The city even conducted a cost-benefit analysis. Deputy mayor for urban transport David Belliard told AFP that the analysis found that the scooters did not make sense.
“They are in the way and they are dangerous,” he said, saying he favoured a ban to “pacify our streets and pavements”.
The operators proposed additional regulations in a bid to address concerns, but the referendum will go ahead on 2 April asking, “Do we or don’t we continue with free-floating rental scooters?”
Paris Mayor Anne Hidalgo told Le Parisien newspaper the issue was extremely divisive and she was leaning towards a ban.
The vote will be watched closely outside of Paris because the city has become one of the largest markets and a pioneer in establishing rules as part of an attempt to make e-scooters safe and acceptable to residents.
In December, the ACT Government extended the hire scheme operated by two companies, Neuron and Beam, to suburbs in Woden, Weston, Molonglo and Tuggeranong, boasting that Canberrans could now ride from Gungahlin in the north to Tuggeranong in the south.
In August, Gungahlin, Yarralumla and Weston were added to the scheme after Belconnen became the first district to be connected to the initial city zone in April.

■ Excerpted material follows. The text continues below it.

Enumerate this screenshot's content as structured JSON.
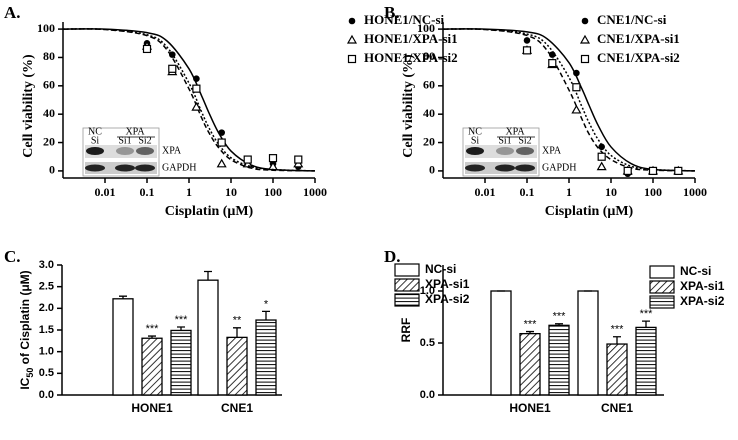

Many of the issues behind the proposed Paris ban have emerged in Canberra although not to the same extent.
In September, a 19-year-old woman died after her private scooter collided with a car on Drakeford Drive in Kambah.
Hire scooters though are blocked from using the main arterial roads, and in March the Assembly passed a raft of new laws, introducing new offences for riding the devices without proper control and giving police the power to direct a person to get off an e-scooter.
The Government has also signalled it might consider implementing no-park zones outside popular nightspots or targeted curfews to make scooters harder to access at times and in locations when and where riders would likely be intoxicated.
The hire companies themselves are doing what they can to improve safety and reduce complaints by providing online rider education, trialling of tactile signage to support pedestrians, especially those with blind or low vision, and prompt collection of abandoned scooters.
Whatever the outcome in Paris, e-scooters in this national capital look here to stay for the foreseeable future.